1

in the shell i type:

bc -l <<< '90.8/(179*179)*10000'

and i get the correct output:

28.33869105208951030000

however i am not able to format this correct in a bash script:

calculate_bmi () {
    BMI="$(bc -l <<< '${1}/(${2}*${2})*10000)'"
    echo "${BMI}"
}

I get all kind of strange errors when i tried different experiments.
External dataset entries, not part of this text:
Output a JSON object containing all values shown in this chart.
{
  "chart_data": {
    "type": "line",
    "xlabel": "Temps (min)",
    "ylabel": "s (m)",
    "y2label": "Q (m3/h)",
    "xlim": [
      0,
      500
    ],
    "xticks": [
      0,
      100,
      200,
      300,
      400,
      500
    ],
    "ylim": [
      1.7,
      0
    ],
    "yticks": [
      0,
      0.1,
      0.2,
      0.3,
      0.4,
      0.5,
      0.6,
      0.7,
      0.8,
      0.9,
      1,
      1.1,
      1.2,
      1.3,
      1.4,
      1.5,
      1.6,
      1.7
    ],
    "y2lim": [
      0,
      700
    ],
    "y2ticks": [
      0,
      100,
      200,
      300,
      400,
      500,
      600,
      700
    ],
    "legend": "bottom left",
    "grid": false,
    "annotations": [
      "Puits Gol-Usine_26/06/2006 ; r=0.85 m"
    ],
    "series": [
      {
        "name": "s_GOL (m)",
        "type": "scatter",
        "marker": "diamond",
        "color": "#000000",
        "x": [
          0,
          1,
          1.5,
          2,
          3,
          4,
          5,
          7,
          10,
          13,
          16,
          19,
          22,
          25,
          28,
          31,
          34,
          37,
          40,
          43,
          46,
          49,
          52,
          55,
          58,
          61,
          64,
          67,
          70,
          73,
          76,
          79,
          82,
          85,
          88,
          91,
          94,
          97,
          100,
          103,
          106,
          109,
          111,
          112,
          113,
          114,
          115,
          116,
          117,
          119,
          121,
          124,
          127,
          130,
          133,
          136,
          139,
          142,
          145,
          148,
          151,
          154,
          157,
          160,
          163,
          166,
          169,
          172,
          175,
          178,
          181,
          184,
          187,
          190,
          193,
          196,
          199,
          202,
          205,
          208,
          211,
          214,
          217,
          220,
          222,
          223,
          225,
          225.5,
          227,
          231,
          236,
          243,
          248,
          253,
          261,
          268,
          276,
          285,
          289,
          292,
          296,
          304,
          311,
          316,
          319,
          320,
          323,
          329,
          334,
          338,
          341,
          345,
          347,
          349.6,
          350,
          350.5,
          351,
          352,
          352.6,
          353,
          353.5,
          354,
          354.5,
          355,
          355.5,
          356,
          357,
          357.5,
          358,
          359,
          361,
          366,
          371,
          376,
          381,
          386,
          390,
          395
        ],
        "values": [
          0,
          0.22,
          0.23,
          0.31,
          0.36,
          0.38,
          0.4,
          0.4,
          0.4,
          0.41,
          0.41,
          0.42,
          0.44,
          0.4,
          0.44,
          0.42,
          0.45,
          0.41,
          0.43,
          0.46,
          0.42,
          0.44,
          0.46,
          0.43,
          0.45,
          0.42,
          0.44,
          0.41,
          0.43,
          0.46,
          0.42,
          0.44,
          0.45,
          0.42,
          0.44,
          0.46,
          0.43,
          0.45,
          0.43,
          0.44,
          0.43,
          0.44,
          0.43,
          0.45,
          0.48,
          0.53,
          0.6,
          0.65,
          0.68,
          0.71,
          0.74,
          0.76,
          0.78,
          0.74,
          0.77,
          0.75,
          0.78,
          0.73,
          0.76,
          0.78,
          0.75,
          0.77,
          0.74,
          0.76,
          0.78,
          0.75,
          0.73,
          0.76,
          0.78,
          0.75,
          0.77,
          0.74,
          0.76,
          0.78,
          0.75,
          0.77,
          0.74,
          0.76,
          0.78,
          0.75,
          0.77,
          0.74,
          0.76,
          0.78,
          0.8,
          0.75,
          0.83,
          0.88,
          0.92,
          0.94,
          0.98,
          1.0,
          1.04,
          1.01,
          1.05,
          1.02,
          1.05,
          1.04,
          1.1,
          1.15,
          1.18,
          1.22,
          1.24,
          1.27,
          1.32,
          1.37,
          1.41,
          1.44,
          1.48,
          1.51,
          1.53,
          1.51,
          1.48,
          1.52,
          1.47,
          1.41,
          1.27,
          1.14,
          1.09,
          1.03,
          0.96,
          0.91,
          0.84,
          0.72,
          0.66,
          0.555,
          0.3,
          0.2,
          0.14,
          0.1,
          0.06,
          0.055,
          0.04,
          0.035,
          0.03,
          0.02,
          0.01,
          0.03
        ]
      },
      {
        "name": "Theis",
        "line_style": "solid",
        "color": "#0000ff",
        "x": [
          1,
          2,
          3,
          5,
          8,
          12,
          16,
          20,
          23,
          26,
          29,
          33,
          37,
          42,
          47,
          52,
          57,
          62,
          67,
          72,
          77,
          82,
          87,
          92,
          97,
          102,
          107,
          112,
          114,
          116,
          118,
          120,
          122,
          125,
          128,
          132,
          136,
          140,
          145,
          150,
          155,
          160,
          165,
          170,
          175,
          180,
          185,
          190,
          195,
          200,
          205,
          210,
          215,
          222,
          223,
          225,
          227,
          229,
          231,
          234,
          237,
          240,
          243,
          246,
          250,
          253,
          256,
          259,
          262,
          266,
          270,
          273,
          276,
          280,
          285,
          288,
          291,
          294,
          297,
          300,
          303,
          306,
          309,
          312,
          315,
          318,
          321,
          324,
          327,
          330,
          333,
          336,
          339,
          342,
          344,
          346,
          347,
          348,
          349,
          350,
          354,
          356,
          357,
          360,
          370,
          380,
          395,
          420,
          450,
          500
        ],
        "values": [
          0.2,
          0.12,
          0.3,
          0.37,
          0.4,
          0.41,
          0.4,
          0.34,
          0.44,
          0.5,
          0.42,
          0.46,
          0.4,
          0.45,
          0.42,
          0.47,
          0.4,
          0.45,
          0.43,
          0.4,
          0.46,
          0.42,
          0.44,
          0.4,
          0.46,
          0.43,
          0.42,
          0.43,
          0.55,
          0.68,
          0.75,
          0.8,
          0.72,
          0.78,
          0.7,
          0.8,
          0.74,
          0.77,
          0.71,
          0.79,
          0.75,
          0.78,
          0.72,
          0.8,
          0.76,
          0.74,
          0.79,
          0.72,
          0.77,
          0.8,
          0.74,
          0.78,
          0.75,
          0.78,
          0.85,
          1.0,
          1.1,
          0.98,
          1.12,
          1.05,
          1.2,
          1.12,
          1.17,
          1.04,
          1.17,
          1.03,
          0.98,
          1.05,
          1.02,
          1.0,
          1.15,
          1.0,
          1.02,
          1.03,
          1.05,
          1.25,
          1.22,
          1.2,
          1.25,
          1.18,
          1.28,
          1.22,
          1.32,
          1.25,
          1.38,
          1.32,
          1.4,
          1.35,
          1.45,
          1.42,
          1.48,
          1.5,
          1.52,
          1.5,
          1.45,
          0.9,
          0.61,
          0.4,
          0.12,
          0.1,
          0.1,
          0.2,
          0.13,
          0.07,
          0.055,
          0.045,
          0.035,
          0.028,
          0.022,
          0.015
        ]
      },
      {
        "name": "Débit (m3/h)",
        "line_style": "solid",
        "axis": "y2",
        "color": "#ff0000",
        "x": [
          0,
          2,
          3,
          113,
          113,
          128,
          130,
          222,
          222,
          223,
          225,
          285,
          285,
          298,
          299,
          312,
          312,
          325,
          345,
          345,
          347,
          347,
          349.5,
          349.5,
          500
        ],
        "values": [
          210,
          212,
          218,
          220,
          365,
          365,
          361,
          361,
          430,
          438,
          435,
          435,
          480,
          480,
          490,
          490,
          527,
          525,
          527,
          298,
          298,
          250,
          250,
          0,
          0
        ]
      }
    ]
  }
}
Latest error is:

./wts.sh: command substitution: line 25: syntax error near unexpected token `('
./wts.sh: command substitution: line 25: `bc -l <<< ${1}/(${2}*${2})*10000)"'

Please help me.

2
  • You don't need the variable; just let the output of bc go to standard output instead of capturing it. calculate_bmi () { bc -l <<< "$1/($2*$2)*10000"; }. Commented Jan 11, 2018 at 13:21
  • The echo statement was only for debugging purposes, i think i need a variable since i am writing the value to a csv file together with other data. Anyway, it works as it should at the moment. Commented Jan 11, 2018 at 13:23

1 Answer 1

2

Write your function as below:

calculate_bmi () {
    BMI=$(bc -l <<< "${1}/(${2}*${2})*10000")
    echo "${BMI}"
}

You must use double quotes (rather than single) in order to interpolate the variables.